The room is not filled, but there are enough people to embrace the musicians as they deserve—warmly, affectionately, and personably. Symphony Space on Manhattan’s Upper West Side is known for exceptional traditional and world-oriented programming, and is a fitting venue for what is to come.

Seven men and one woman dressed eloquently stroll onto stage, displaying with their instruments an intriguing blend of Arabic and Western histories—the tambourine riqq, the small lute oud, the zither qanun, and the more recognizable violin and cello. Three singers sit at the helm of the semi-circle; a 30-ish man and woman flanking a man more than double their age. He will be the spotlight of the show, though in truth everyone plays brilliantly.

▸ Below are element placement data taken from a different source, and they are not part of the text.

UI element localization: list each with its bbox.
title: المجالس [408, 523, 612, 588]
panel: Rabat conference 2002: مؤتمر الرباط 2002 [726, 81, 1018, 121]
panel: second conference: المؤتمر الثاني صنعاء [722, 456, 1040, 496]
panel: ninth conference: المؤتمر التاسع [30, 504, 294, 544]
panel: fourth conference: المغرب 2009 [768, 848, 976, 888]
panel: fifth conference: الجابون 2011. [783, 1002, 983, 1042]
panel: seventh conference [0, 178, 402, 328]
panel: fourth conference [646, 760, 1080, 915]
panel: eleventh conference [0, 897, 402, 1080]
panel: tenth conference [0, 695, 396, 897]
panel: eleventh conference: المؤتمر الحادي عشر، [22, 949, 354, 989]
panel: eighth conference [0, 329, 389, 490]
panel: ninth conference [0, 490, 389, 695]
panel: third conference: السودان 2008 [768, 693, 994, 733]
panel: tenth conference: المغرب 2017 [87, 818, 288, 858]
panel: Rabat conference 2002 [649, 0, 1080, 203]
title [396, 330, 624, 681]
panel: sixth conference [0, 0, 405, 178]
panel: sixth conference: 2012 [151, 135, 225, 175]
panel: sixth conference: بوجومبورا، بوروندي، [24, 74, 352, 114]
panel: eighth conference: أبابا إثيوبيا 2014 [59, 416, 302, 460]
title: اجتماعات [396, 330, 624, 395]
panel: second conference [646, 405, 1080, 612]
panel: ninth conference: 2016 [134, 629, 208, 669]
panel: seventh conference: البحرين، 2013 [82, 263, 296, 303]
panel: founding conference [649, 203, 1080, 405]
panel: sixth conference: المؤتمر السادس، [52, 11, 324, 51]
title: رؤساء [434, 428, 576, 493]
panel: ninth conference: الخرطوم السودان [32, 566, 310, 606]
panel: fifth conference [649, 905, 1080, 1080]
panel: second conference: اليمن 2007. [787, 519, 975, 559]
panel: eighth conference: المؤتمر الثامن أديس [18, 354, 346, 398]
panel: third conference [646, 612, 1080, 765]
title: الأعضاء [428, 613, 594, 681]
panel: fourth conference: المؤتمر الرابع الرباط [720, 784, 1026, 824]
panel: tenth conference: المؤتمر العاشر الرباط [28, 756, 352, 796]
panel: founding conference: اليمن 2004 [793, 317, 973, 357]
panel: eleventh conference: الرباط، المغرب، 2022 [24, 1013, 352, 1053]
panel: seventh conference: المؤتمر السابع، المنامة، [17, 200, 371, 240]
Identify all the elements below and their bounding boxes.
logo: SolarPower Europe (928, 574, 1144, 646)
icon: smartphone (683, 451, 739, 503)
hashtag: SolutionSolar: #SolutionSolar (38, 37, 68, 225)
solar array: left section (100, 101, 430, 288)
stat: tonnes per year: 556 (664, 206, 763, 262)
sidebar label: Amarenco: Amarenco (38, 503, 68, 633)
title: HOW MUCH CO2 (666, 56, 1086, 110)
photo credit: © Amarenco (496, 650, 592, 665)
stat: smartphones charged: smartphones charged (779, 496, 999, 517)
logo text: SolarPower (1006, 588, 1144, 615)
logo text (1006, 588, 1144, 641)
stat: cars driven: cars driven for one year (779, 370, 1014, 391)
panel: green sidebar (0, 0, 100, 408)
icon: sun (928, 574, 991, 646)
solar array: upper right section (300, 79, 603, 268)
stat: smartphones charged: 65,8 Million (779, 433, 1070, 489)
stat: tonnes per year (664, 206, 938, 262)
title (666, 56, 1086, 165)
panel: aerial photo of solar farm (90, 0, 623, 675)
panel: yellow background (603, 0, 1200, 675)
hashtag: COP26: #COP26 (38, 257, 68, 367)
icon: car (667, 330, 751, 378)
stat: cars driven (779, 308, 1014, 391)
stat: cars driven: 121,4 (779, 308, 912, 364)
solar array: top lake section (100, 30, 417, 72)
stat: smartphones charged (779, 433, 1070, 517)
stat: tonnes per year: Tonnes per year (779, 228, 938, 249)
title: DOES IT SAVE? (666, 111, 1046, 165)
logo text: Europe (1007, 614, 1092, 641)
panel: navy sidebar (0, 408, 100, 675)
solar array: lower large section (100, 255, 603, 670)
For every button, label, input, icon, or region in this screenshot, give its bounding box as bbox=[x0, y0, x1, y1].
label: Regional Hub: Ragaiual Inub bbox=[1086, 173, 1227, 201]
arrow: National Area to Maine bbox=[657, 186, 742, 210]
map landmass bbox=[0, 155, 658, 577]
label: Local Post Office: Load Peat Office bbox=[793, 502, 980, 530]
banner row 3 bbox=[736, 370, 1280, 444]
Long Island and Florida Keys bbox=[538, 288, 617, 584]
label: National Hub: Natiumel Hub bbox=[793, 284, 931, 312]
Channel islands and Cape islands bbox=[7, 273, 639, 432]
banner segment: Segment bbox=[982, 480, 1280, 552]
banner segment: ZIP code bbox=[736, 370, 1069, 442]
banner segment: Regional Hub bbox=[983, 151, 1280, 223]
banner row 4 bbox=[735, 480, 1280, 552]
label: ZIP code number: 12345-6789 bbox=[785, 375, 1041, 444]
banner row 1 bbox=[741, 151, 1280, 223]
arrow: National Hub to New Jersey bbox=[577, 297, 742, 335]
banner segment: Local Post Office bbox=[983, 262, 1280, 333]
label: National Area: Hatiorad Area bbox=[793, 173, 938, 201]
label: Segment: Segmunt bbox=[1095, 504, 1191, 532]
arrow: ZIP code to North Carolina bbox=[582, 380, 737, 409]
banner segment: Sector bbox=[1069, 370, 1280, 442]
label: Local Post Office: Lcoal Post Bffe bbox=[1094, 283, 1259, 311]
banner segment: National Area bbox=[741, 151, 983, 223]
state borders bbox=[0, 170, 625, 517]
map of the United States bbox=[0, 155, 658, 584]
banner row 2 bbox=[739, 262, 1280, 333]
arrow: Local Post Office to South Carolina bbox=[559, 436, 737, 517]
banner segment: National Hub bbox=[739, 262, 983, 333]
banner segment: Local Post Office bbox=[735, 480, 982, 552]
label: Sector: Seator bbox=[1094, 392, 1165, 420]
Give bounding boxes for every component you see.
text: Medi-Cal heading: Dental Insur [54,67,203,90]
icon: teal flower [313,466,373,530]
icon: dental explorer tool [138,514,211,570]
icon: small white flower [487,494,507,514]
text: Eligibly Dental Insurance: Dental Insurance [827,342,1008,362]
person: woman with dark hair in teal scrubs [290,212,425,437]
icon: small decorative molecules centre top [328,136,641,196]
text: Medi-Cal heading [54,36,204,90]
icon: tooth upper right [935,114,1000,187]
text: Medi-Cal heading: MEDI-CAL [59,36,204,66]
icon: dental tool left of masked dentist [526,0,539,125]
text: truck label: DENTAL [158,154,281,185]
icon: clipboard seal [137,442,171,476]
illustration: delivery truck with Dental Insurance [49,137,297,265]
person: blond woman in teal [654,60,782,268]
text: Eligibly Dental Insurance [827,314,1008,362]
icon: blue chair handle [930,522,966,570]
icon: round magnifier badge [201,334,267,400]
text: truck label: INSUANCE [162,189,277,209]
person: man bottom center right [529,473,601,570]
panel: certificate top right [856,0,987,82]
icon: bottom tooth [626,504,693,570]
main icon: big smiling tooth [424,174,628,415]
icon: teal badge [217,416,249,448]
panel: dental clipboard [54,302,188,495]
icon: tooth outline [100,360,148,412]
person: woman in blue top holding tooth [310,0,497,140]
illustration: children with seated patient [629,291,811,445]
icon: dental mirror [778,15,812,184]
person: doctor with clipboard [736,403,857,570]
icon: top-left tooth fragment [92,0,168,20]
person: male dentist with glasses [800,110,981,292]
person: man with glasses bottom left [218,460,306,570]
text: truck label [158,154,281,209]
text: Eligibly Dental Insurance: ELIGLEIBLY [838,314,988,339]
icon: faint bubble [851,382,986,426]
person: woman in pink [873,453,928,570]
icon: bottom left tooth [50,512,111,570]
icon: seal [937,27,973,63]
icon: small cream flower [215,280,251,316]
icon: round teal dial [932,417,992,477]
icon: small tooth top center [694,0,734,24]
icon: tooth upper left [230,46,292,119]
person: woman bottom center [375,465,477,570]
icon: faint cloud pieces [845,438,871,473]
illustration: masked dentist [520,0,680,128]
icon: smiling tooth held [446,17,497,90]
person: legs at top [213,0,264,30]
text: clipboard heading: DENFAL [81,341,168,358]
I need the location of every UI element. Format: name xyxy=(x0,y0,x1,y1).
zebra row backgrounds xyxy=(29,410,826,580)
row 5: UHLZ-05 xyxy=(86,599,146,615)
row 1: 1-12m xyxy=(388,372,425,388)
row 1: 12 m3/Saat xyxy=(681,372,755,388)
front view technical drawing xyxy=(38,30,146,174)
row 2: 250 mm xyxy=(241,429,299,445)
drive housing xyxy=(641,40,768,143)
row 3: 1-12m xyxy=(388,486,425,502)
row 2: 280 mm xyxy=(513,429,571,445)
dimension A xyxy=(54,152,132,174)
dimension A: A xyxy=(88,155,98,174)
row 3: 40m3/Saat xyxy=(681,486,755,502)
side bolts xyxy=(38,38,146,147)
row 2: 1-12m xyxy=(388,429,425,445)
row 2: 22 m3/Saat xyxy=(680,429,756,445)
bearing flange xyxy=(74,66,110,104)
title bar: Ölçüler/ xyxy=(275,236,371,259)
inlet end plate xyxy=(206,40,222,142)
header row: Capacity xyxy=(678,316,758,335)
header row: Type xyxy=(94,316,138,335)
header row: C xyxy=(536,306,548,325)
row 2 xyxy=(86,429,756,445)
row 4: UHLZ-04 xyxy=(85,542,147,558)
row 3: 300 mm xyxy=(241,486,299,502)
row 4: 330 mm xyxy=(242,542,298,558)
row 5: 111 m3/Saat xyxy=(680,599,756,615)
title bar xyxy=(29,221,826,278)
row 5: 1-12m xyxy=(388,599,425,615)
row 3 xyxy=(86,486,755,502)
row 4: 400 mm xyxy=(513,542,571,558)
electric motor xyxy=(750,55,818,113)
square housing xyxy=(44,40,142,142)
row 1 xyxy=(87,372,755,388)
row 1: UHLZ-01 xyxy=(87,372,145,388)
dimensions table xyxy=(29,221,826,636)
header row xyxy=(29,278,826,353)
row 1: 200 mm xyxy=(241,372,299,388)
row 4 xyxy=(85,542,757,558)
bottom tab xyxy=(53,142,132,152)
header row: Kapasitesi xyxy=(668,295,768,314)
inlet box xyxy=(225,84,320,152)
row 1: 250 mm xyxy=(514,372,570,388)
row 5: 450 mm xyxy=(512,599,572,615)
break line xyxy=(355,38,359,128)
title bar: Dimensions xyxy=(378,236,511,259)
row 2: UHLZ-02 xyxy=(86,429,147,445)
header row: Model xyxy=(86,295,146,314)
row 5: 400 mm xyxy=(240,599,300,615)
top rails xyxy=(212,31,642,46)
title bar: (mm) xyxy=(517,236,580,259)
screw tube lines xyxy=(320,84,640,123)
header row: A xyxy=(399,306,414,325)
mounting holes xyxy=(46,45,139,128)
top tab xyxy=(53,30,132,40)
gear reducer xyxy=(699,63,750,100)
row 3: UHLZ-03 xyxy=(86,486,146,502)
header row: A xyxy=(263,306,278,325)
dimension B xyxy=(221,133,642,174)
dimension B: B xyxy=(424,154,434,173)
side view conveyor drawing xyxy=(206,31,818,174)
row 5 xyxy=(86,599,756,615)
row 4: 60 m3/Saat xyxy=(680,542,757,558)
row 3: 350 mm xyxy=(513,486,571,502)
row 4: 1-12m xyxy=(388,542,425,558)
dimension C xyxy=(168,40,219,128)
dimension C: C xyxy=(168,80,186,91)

That man’s name is Youssef Kassab, a Syrian professor who has been singing the classical folk music of the Arabian world for over five decades. While he did not found the Chicago-based Arabesque Music Ensemble, his advice and guidance on their latest album, The Music of the Three Musketeers (Xauen), proved to be a godsend to the young collection of musicians. Their aim was to capture Arabian folk traditions in their every nuance, and though they were forced to completely re-record the original to meet Kassab’s approval, founder/qanun player Hicham Chami felt blessed for the opportunity.